Captain Kangaroo also gets his fair share of the blame of making me a Cereal Killer because I sat entralled at his morning show, which as you would suspect, had a river of breakfast cereal advertising directed at young consumers like me. A never ending river of brand new and improved breakfast cereals.

It was the Captain that encouraged me to beg Mom to switch over to Sugar Crisp and Frosted Flakes instead of those bland regular Corn Flakes and Cherrios.  The came Trix...Captain Crunch...Life...CoCo Puffs...and the sugar loaded, multi flavored and colored cereals kept piling up in the cabinets and on our table for years.

I hate to think of how many boxes I basically memorized with their exciting offers of little toys and trinkets for only $1.25 plus five box tops.

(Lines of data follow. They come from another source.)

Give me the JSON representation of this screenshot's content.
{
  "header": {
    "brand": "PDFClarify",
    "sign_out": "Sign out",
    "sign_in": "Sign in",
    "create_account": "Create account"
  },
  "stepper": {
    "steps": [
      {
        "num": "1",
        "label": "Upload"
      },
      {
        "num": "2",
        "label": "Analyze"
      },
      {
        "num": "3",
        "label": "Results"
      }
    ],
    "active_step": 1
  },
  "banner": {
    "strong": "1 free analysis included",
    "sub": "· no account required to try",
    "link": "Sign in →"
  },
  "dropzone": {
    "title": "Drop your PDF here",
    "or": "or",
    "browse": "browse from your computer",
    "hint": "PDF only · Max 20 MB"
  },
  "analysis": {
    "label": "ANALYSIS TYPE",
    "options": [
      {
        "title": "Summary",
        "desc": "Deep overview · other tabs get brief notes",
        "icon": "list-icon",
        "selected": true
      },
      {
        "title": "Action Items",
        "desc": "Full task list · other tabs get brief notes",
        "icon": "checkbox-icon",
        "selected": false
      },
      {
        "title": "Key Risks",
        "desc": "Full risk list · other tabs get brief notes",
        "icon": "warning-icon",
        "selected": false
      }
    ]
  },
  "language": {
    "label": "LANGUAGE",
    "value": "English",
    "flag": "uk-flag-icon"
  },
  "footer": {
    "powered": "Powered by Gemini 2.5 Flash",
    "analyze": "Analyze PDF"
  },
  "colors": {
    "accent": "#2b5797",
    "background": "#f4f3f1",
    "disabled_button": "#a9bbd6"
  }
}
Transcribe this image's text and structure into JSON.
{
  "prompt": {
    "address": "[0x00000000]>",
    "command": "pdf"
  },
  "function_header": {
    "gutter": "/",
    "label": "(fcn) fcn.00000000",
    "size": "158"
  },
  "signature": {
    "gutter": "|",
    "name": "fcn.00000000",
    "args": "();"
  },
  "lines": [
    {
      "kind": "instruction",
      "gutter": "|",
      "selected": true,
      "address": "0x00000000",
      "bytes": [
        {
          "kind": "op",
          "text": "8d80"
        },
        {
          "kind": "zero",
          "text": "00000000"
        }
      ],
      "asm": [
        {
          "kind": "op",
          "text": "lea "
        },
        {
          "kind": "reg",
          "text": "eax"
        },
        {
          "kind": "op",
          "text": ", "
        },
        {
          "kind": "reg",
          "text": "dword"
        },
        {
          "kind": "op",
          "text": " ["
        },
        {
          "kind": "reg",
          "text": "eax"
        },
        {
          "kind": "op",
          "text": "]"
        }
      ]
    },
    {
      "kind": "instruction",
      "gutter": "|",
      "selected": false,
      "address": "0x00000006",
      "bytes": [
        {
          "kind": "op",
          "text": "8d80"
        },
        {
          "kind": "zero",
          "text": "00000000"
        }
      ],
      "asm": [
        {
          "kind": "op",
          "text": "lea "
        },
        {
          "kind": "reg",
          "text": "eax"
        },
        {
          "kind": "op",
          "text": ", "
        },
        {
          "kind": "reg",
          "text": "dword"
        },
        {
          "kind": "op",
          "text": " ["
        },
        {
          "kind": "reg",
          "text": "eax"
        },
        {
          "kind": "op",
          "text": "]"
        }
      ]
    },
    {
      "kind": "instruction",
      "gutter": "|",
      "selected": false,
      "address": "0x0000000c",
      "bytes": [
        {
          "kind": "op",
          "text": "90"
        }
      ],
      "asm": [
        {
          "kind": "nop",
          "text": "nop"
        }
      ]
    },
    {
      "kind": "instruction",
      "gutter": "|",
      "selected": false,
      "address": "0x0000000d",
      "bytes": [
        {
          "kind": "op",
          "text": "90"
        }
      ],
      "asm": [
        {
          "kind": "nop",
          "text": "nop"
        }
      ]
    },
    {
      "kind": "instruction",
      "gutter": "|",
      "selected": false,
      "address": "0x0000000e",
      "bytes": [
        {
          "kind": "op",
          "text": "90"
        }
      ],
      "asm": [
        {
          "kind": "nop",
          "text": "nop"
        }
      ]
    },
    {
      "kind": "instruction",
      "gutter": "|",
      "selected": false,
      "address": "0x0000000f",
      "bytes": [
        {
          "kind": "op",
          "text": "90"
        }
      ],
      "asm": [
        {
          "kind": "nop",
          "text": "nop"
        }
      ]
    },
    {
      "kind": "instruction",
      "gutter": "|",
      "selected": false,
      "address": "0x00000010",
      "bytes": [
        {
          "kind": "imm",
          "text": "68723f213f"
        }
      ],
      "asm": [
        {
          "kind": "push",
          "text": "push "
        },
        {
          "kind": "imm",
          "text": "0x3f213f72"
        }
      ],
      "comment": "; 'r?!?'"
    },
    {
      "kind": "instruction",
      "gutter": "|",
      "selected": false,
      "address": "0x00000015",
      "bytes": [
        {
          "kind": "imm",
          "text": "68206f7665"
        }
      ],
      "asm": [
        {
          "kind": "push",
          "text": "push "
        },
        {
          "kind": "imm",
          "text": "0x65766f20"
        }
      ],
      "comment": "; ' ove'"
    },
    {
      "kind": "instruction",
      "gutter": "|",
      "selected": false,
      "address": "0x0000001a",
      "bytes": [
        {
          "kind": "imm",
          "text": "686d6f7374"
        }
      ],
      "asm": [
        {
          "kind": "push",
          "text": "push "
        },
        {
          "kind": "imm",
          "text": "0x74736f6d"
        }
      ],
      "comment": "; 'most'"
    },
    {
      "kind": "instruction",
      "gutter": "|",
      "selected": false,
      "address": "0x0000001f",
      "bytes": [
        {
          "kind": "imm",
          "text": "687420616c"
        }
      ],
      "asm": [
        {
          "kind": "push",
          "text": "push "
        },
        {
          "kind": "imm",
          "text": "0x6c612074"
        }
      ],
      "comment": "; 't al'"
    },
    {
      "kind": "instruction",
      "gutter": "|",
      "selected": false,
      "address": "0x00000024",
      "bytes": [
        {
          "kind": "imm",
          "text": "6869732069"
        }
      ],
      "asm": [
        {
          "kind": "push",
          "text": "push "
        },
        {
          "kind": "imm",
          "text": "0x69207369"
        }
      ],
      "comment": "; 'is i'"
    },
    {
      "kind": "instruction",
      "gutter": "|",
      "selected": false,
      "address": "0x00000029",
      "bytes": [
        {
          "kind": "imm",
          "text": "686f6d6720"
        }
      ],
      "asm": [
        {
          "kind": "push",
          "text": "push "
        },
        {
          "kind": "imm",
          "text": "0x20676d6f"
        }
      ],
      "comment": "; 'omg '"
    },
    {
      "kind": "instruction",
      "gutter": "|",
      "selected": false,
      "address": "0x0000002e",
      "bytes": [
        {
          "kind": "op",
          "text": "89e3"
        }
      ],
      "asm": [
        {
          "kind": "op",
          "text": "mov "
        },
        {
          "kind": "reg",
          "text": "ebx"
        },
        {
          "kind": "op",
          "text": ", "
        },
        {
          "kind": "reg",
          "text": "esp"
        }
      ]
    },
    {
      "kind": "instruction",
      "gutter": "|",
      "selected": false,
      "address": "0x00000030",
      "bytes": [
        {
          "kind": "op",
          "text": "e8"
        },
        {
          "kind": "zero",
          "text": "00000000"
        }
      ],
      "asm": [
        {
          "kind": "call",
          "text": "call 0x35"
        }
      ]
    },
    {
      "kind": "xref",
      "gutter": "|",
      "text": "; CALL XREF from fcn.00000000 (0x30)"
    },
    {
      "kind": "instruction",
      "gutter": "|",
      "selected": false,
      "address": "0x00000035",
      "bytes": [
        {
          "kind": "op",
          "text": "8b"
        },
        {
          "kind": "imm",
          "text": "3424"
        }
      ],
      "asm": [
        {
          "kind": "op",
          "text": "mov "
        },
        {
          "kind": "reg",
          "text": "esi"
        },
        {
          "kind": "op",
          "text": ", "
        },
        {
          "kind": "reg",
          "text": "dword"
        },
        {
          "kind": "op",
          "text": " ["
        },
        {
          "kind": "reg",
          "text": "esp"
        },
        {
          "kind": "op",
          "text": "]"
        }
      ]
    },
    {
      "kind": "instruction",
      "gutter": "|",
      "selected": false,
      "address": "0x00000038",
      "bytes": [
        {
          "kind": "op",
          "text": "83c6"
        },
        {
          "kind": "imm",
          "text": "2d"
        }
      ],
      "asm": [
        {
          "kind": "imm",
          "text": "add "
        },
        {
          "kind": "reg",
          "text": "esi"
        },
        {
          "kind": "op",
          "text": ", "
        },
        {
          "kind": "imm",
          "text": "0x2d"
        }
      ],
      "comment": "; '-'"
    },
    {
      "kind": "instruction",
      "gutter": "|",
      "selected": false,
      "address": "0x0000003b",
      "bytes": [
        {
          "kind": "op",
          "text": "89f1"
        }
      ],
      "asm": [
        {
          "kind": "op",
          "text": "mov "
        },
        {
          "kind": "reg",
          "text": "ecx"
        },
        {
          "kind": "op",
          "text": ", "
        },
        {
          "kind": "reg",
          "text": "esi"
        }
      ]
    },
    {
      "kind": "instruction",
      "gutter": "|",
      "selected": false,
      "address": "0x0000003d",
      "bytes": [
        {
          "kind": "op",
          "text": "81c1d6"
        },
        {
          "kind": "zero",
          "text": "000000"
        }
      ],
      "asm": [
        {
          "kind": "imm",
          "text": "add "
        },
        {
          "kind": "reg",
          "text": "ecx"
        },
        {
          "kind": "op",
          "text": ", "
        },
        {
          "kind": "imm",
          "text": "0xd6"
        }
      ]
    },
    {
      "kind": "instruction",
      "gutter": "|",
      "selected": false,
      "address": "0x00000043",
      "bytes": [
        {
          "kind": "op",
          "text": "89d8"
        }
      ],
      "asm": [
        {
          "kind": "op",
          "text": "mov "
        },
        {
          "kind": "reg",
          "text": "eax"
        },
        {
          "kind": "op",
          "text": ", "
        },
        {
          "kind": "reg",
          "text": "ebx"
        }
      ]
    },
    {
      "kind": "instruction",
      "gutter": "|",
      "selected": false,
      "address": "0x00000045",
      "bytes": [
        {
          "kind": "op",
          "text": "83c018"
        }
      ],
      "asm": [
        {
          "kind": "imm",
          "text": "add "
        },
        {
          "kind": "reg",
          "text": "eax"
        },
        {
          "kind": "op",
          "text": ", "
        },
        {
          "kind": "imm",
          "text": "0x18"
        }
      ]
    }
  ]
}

Somehow those toys and trinkets that seemed so very special on the illustration... always seemed to fall short of my expectations as I eagerly tore open the shipping box (seems like  many came from Reidsville, N.C. back then for some unknown reason) and my joy at the actual toy was nothing like what I had experienced in my anticipation.

Now that I'm older, heavier and maybe just a lil bit wiser than I was back then,  even though I still read the boxes, it's usually the nutritional information that captures my attention. Besides they seldom put anything cool to send off for on the back of my intant oatmeal boxes.

Seems like someone in advertising would pick up on this growing potential market for former cereal killers. Maybe start putting some kind of mail-in offers directed toward us aging and spreading baby boomers. Fomer killers all.

Little blue pills would be a hit I'm sure with this market share. Or sleeping pills. Or possibly something to minimize unrestrained and unavoidable flatulence. Those little toy trains and matchbox cars just wouldn't interest me now as much as they did then. Maybe my killer instinct is finally fading away.